Last Monday, defence exports got another boost. An Indian private defence manufacturer, Tata Advanced Systems Limited (TASL), announced an agreement with Morocco's Royal Armed Forces for assembling armoured troop carriers - referred to as wheeled armoured platforms, or WhaP8x8 - in a new manufacturing unit in Casablanca, Morocco. This will be the first defence manufacturing plant established outside India by an Indian defence original equipment manufacturer and Morocco's first large-scale defence manufacturing plant. Given the WhaP's size, protection, versatility and affordability, it is expected to present an attractive buy for African militaries that are combating insurgencies. TASL regards Morocco as a launch customer for cracking the African arms bazaar.
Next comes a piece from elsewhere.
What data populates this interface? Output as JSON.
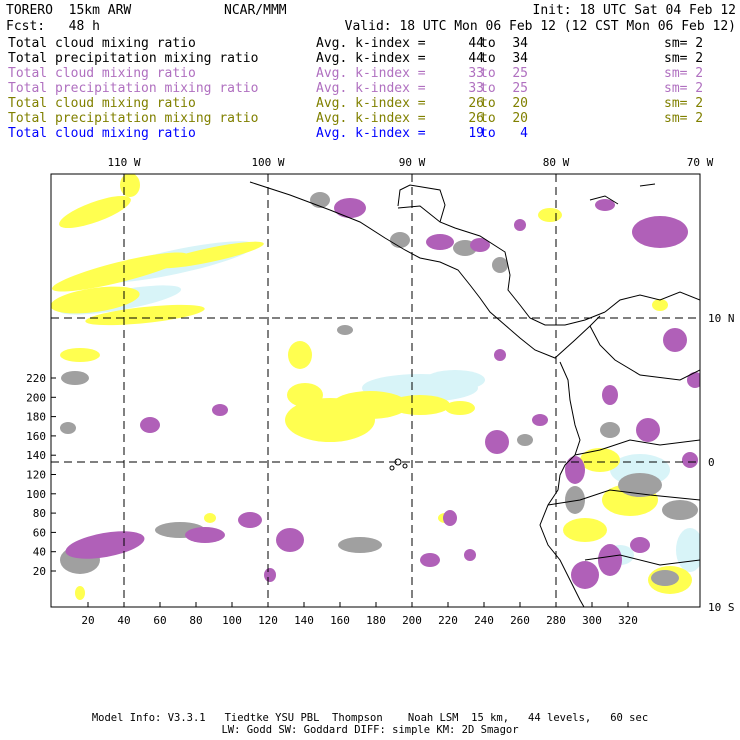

The sharp uptick in India's defence exports is due partly to our migration up the valuation ladder. As recently as a decade ago, India's defence exports consisted mainly of low-cost ammunition and weaponry. Today, New Delhi is pursuing the sale of high-value weapons platforms, such as the Tejas light fighter aircraft, Pinaka multi-barrel rocket launchers and even the sophisticated BrahMos surface-to-surface cruise missile, to East Asian customers such as Vietnam, Malaysia and the Philippines. The sale of one unit of BrahMos is estimated to be worth about $365 million - approximately the same as an entire year's defence export sales a decade ago.